Plusieurs membres du gouvernement accompagneront le chef du gouvernement lors de cette visite, qui s’annonce comme un moment clé pour détailler les mesures envisagées. L’objectif affiché est de « changer d’échelle » dans la réponse apportée à ce phénomène, tant sur le plan judiciaire que sécuritaire. Ouest France précise que cette annonce intervient après plusieurs mois de consultations avec les acteurs locaux et les forces de l’ordre.
Ce qu’il faut retenir
- Une visite officielle du Premier ministre Sébastien Lecornu prévue vendredi 5 juin à la prison de Vendin-le-Vieil (Pas-de-Calais).
- Présentation d’un « plan de changement d’échelle » contre le narcotrafic, avec plusieurs ministres en soutien.
- Ce plan s’inscrit dans un contexte d’intensification des trafics et de tensions sociales dans les zones sensibles.
- La rencontre avec les acteurs locaux et les forces de l’ordre a permis d’affiner les mesures prévues.

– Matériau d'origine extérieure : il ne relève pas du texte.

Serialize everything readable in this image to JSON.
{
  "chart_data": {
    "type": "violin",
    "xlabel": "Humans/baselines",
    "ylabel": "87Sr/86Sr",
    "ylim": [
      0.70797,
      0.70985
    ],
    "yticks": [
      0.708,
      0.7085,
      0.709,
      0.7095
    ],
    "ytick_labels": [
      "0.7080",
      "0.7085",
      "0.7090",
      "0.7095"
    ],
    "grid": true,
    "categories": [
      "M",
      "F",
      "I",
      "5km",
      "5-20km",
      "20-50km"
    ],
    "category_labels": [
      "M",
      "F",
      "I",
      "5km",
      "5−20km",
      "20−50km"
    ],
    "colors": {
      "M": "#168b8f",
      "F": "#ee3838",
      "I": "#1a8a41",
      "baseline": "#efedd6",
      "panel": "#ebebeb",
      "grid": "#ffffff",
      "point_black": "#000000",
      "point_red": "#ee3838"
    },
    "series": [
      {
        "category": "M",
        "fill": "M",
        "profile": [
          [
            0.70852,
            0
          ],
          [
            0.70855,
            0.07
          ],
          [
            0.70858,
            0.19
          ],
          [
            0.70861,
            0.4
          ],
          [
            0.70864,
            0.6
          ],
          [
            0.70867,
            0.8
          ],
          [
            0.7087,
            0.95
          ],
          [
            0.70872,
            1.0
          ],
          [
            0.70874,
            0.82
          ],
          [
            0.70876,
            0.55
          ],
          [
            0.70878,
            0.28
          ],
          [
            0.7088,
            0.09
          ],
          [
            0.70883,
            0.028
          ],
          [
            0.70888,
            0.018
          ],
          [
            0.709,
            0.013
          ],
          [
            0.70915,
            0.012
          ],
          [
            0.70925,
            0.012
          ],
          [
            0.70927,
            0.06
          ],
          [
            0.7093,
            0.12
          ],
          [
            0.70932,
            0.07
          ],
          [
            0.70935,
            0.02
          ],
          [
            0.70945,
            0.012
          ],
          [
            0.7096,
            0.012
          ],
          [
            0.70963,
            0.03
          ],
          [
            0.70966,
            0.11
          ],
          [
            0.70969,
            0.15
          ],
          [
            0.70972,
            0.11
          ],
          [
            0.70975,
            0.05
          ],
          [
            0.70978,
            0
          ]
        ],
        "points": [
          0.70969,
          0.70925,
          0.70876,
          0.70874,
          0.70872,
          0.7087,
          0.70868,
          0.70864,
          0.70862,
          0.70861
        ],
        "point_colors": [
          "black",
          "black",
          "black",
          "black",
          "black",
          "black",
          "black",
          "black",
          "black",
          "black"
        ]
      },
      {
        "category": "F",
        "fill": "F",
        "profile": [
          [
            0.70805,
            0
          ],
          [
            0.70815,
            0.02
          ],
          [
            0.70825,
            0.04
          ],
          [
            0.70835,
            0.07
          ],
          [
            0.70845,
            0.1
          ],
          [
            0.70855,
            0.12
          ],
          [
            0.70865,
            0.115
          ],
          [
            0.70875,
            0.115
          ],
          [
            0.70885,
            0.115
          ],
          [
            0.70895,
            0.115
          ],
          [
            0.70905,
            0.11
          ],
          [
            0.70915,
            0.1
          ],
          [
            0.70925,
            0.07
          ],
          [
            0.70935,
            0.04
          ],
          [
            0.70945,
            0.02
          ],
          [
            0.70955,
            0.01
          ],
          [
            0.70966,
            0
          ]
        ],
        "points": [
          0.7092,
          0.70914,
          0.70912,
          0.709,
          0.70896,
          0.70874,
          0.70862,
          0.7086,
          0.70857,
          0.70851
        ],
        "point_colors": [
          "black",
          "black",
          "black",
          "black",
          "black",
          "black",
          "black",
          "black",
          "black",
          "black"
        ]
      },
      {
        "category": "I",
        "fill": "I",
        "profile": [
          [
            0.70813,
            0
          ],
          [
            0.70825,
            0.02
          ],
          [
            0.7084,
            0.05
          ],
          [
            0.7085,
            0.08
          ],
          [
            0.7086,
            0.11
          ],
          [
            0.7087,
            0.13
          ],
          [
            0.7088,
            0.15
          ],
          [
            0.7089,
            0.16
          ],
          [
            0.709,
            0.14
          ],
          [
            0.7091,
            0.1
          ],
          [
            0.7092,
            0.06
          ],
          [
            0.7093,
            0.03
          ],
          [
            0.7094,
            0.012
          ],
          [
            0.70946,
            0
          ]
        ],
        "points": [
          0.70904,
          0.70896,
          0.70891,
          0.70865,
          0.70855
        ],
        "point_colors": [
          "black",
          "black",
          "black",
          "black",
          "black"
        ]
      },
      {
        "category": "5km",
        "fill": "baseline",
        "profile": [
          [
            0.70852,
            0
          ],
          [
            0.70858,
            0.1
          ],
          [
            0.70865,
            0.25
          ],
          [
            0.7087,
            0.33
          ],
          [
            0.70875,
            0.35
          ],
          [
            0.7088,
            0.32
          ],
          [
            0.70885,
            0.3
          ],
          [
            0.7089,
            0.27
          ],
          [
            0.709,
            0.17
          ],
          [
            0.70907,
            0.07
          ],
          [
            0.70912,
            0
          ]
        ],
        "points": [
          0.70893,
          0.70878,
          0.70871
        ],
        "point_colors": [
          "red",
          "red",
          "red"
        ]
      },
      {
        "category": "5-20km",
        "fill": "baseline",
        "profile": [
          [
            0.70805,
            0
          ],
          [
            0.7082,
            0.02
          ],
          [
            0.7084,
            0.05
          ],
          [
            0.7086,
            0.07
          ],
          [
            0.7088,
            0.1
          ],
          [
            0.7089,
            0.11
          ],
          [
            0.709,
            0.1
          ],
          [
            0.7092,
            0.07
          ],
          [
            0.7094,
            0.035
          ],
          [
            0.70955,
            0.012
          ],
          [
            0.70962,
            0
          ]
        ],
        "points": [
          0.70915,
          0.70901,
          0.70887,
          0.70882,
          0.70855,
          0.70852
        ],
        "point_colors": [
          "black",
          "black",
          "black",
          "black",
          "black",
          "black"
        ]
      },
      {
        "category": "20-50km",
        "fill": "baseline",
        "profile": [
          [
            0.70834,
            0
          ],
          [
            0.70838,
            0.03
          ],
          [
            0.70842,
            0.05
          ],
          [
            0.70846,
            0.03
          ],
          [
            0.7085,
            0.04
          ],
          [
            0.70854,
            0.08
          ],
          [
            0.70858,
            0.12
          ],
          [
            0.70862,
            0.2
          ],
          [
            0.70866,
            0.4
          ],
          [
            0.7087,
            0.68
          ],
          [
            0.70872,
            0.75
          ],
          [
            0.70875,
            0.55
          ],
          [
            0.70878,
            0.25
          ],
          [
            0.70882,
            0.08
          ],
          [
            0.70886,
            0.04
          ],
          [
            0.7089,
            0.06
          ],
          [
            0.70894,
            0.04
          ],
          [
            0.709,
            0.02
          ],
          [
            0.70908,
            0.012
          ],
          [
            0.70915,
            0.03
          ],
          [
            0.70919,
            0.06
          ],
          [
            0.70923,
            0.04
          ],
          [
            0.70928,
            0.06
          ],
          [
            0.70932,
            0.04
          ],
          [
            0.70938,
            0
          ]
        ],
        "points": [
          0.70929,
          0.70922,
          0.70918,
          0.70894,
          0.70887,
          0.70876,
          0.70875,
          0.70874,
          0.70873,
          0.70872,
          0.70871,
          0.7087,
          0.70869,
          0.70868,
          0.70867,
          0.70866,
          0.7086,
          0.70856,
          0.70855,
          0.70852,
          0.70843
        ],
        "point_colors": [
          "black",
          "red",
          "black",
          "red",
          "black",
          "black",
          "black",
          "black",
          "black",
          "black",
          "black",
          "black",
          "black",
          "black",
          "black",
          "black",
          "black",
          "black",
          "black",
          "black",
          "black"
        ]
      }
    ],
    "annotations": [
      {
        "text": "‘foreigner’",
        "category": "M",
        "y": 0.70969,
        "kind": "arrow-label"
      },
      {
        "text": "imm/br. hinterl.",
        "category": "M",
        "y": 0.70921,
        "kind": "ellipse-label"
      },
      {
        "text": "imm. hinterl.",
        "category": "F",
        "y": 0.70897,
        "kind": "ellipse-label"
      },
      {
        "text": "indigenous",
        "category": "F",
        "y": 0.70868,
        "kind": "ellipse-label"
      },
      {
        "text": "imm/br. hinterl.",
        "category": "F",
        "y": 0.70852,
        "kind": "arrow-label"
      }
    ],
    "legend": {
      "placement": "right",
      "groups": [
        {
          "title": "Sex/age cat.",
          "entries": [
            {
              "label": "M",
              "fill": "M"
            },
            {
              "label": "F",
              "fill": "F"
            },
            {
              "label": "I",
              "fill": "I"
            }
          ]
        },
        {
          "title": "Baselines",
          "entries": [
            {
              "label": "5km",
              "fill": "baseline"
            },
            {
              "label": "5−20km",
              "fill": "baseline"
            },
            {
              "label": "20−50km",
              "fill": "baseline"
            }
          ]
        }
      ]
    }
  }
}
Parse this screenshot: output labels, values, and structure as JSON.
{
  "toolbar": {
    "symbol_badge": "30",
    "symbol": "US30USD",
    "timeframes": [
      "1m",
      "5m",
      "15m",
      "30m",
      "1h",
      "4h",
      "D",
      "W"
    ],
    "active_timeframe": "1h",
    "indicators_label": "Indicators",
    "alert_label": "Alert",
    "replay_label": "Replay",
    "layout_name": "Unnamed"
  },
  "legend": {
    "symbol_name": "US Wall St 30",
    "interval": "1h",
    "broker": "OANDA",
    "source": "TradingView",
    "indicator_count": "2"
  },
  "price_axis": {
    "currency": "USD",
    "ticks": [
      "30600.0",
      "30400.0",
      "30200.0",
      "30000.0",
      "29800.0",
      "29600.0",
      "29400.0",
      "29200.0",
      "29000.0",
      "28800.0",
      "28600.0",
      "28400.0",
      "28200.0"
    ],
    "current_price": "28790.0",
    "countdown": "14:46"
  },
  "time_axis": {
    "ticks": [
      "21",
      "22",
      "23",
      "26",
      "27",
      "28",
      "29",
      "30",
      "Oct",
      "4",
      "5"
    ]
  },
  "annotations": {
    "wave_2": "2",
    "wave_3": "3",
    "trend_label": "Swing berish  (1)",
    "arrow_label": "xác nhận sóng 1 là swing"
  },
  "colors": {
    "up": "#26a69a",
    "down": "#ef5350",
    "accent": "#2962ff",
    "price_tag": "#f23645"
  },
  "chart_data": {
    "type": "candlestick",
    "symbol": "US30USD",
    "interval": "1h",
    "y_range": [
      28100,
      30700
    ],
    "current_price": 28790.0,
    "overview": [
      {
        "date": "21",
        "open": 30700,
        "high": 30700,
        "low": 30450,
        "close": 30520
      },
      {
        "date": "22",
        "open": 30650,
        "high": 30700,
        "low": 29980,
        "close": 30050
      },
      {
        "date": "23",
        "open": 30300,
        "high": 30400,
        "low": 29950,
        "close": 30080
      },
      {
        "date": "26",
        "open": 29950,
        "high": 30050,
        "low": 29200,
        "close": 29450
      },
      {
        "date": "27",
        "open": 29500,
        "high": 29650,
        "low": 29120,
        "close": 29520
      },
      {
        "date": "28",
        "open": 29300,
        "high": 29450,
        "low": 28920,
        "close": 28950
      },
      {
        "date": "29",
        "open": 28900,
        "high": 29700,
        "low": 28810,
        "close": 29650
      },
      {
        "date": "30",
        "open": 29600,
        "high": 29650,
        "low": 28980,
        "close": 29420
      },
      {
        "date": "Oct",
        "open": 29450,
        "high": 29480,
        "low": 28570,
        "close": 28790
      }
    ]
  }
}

Un déplacement symbolique dans une prison au cœur des enjeux sécuritaires
La prison de Vendin-le-Vieil, située dans le Pas-de-Calais, n’a pas été choisie au hasard. Ce centre pénitentiaire accueille des détenus condamnés pour des faits liés au grand banditisme et au narcotrafic, un territoire où les trafics sont particulièrement actifs. Ouest France rappelle que cette région est régulièrement pointée du doigt pour son rôle central dans l’acheminement de stupéfiants vers l’Europe du Nord.
Selon les dernières données disponibles, le Pas-de-Calais est l’un des départements français où les saisies de drogues ont le plus augmenté ces dernières années. Cette visite doit donc permettre de mieux cerner les défis rencontrés par les autorités judiciaires et policières sur le terrain.
Un plan qui promet des mesures concrètes et renforcées
Bien que les détails du plan n’aient pas encore été rendus publics, Ouest France indique qu’il devrait s’articuler autour de plusieurs axes. Parmi les pistes évoquées figurent un renforcement des moyens alloués aux forces de l’ordre, une coordination accrue entre les services judiciaires et une lutte renforcée contre le blanchiment d’argent lié aux trafics.
D’autres mesures pourraient concerner la prévention, notamment auprès des jeunes exposés au risque de recrutement par les réseaux criminels. Sébastien Lecornu a déjà évoqué, lors de prises de parole précédentes, la nécessité de « casser les réseaux » plutôt que de se contenter de sanctions individuelles. « Il faut agir à la source pour mettre fin à ces trafics qui empoisonnent nos territoires », avait-il déclaré en mars 2026.
« Le narcotrafic n’est pas une fatalité. Nous devons changer d’échelle dans notre réponse, en combinant fermeté judiciaire et prévention sociale. »
— Sébastien Lecornu, Premier ministre
En attendant, cette visite rappelle l’urgence pour les pouvoirs publics de trouver des solutions durables. Les prochaines semaines seront déterminantes pour évaluer l’impact réel de ce plan, alors que la pression sur les forces de l’ordre et les magistrats ne cesse de croître.
À ce stade, Ouest France indique que les élus du Pas-de-Calais attendent des précisions sur les moyens concrets qui seront alloués. Certains maires de communes concernées par les trafics ont déjà plaidé pour un renforcement des effectifs de police et une meilleure coordination entre les services de l’État.